I've started drinking back in Febuary, and after showing up to school hung over and drunk I was able to open up enough to make friends. 2 months later now and I've acomplished all the things I've wanted to do but was too afraid to. I'm going out with friends almost every day, partying every weekend, having sex with my new girlfriend  I'm living by the YOLO motto and it's great; I can even go up to random strangers and start talking to them. This will probably cause problems in the future but for now **** it I'm having fun and enjoying life.


----------



## Michael127 (Dec 10, 2011)

And you are doing this while boozed up? I don't think you are cured, bud.


----------



## Ainaomadd (Dec 11, 2011)

I'll drink on weekends. I'm sober doing all this during the week.


----------



## sasforum (Apr 16, 2012)

This is hella funny.


----------



## Kennnie (Oct 21, 2010)

sasforum said:


> This is hella funny.


i love you


----------



## Ainaomadd (Dec 11, 2011)

Ainaomadd said:


> I've started drinking back in Febuary, and after showing up to school hung over and drunk I was able to open up enough to make friends. 2 months later now and I've acomplished all the things I've wanted to do but was too afraid to. I'm going out with friends almost every day, partying every weekend, having sex with my new girlfriend  I'm living by the YOLO motto and it's great; I can even go up to random strangers and start talking to them. This will probably cause problems in the future but for now **** it I'm having fun and enjoying life.


UPDATE 2 years later cause i found an old post!! XD

Realized my drinking had become a problem and now I only drink once every couple months. Definitely haven't cured my anxiety, idk what I was thinking lol. If anything I'm worse off now. The aforementioned girlfriend lied to me all the time and was cheating on me for pretty much our whole relationship; I dumped her when I found out half a year ago and haven't talked to her since. 
As for the friends I made, the two closest ones have helped me alot, but I haven't talked to anyone else in a year or so.

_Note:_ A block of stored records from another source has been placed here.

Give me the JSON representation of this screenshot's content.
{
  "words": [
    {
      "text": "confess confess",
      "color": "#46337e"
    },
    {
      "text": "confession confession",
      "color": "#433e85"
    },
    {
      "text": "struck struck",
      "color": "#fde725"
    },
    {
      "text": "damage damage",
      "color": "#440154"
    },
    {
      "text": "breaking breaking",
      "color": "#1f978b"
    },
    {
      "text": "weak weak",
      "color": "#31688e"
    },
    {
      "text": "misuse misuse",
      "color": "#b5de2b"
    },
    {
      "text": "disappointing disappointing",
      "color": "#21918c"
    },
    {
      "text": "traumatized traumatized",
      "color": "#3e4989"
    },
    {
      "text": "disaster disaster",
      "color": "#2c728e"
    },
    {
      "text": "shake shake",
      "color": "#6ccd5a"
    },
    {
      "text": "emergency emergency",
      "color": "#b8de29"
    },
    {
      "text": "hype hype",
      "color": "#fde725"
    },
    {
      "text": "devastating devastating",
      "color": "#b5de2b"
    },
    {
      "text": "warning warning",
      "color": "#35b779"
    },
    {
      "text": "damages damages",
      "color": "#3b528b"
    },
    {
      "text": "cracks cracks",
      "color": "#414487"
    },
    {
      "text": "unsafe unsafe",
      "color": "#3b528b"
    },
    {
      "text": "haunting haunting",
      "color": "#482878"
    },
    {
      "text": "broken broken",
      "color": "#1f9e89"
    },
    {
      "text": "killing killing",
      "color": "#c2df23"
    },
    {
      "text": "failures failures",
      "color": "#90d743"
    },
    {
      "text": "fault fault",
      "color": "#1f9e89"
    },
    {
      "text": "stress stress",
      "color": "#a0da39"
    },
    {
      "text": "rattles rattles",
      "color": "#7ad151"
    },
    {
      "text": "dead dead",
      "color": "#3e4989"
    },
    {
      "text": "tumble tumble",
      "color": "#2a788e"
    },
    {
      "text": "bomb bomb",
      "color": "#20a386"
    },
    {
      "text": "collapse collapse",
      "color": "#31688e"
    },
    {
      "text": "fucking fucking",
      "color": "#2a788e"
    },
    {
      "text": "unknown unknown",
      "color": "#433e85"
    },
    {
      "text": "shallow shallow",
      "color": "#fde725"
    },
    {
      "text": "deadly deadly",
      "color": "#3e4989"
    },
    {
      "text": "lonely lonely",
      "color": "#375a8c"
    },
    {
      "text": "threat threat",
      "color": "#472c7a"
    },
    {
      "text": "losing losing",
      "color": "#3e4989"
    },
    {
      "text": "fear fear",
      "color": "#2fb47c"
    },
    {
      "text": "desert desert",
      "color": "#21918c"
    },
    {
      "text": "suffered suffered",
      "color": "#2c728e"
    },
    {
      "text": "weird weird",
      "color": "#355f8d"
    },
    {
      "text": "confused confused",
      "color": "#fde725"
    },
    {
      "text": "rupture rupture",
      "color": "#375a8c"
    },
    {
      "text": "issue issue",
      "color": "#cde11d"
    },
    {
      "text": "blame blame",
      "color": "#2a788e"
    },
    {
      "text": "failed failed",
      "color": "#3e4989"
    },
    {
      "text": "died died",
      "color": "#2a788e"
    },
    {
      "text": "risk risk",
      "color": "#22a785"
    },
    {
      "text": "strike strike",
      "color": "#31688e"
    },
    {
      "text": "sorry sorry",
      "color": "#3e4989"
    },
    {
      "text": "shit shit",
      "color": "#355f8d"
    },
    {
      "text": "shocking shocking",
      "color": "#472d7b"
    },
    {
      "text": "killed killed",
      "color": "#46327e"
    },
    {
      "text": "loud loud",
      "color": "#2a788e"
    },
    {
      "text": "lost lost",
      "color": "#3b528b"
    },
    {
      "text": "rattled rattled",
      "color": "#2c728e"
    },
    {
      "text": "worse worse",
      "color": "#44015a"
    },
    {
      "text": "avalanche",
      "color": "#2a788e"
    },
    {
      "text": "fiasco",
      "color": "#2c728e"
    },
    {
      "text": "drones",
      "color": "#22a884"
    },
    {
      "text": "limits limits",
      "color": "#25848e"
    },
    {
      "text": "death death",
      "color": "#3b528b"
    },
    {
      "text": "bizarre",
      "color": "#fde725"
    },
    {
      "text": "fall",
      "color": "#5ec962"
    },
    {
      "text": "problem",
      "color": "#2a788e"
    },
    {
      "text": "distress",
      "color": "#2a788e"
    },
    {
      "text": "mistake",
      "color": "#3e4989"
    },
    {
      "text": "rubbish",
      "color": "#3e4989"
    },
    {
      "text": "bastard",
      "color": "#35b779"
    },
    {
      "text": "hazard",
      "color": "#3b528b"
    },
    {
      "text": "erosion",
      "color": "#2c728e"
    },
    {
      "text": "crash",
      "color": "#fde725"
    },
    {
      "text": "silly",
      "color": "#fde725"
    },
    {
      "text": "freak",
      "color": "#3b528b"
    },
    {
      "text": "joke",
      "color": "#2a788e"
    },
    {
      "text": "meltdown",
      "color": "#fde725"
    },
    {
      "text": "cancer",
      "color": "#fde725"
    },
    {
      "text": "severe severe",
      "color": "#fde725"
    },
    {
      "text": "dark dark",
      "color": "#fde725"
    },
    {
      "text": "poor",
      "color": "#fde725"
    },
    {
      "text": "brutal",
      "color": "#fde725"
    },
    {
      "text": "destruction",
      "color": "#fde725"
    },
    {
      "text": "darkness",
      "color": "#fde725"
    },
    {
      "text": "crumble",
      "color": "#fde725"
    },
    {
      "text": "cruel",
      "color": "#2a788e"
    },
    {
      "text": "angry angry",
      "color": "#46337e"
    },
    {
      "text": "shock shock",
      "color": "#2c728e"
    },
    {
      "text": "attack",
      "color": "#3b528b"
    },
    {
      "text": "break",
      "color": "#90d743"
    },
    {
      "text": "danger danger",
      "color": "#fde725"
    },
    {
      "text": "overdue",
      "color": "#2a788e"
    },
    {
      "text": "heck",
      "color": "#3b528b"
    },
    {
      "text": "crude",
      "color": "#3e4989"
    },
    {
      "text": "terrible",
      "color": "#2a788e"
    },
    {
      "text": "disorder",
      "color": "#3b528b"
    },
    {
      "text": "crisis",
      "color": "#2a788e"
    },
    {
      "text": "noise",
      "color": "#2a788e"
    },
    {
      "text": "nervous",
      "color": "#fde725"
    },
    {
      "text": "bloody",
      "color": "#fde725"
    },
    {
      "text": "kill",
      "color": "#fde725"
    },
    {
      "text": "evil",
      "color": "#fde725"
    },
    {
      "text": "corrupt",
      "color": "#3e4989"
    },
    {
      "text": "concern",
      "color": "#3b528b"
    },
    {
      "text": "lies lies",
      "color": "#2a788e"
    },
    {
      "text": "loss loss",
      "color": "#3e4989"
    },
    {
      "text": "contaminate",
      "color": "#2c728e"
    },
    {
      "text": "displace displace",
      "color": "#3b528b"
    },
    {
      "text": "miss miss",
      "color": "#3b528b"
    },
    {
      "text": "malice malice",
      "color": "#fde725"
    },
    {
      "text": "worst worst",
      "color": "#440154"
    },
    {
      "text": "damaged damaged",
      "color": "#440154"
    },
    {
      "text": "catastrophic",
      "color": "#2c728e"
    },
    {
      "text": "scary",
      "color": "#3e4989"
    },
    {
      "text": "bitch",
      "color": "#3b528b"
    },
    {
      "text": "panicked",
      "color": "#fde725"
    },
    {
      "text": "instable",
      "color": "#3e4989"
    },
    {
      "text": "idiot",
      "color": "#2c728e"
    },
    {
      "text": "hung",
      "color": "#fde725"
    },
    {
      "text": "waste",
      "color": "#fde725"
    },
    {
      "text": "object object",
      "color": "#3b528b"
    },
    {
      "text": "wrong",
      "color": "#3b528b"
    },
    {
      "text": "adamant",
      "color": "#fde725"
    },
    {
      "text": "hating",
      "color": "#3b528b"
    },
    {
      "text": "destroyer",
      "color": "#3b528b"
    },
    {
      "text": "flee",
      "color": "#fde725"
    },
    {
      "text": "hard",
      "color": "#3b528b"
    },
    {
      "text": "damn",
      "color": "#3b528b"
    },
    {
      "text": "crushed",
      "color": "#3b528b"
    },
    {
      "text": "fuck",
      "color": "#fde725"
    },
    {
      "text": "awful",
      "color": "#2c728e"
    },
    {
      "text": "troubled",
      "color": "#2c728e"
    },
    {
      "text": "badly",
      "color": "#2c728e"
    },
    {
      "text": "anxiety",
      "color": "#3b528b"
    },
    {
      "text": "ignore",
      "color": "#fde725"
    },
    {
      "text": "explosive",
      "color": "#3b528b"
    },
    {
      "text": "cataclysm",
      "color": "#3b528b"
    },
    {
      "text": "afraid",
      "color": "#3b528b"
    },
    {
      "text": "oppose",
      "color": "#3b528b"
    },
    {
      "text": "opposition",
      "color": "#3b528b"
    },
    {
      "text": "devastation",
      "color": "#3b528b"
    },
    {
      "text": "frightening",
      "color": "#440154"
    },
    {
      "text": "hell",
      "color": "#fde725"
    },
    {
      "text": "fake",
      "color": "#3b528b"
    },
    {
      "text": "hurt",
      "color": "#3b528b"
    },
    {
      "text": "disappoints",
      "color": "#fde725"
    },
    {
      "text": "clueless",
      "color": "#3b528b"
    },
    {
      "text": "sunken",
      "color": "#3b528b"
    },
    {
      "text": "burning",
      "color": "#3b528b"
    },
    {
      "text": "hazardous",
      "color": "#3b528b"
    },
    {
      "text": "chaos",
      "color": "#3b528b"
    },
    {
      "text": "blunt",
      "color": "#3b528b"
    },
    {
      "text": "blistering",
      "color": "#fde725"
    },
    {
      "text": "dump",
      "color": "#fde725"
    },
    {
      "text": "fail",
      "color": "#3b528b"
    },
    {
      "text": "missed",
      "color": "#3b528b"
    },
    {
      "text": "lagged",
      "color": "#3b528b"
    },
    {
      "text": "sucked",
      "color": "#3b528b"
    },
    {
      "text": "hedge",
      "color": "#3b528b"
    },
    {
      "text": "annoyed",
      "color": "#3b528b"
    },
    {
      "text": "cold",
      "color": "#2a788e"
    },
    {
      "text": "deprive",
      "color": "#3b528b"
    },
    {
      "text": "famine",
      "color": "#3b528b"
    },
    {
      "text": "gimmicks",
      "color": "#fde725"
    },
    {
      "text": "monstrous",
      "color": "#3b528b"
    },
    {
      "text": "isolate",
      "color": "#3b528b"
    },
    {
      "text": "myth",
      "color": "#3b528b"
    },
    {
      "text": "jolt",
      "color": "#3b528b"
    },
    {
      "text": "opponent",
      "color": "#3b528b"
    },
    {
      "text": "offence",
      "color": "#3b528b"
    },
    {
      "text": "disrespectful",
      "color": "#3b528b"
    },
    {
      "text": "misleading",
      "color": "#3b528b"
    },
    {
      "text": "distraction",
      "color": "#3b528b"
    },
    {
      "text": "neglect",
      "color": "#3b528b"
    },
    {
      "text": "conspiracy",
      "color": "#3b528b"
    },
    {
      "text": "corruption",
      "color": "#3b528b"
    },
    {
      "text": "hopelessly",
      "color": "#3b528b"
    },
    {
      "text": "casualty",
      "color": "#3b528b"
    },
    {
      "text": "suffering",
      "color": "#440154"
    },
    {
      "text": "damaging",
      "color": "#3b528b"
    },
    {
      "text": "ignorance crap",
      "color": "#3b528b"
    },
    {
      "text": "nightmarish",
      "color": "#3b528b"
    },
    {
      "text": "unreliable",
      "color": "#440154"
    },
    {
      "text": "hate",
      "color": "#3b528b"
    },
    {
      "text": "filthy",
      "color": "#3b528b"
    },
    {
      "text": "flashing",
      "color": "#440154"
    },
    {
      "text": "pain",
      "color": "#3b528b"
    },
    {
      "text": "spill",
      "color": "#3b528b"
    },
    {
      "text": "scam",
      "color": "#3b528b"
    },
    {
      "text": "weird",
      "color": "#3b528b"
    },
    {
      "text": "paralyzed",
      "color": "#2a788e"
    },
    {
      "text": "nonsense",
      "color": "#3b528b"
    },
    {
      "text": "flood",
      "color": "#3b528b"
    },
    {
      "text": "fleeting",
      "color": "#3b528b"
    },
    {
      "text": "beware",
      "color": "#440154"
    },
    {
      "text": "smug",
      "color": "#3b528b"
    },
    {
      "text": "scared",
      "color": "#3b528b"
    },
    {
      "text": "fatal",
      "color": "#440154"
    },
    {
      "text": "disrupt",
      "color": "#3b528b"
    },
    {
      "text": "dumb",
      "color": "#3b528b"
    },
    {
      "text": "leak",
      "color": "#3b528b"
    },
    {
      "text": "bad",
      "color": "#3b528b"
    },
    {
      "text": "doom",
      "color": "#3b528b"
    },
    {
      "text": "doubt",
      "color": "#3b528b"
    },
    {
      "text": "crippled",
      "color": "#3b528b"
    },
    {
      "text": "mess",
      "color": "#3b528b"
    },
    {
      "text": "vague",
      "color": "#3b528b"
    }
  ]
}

So yeah.... learned my lesson. You won't find the answers to your problems at the bottom of a bottle. Idk just thought I'd post saying whats happened since then since i randomly found my really old post lol


----------



## Lacking Serotonin (Nov 18, 2012)

Ainaomadd said:


> UPDATE 2 years later cause i found an old post!! XD
> 
> Realized my drinking had become a problem and now I only drink once every couple months. Definitely haven't cured my anxiety, idk what I was thinking lol. If anything I'm worse off now. The aforementioned girlfriend lied to me all the time and was cheating on me for pretty much our whole relationship; I dumped her when I found out half a year ago and haven't talked to her since.
> As for the friends I made, the two closest ones have helped me alot, but I haven't talked to anyone else in a year or so.
> ...


Thanks for the update. Hopefully someone will see this as a learning experience so they don't make the same mistake.


----------



## feckoff (May 2, 2014)

I know it's not but this looks like an elaborate troll post lol.

I could have seen that one coming. I learned drinking and taking drugs doesn't cure anything a couple of years ago.


----------



## Seekrit (Nov 7, 2013)

You have to face your fears sober. Drinking or drugs just masks the real issue... Which is YOU and ME.


----------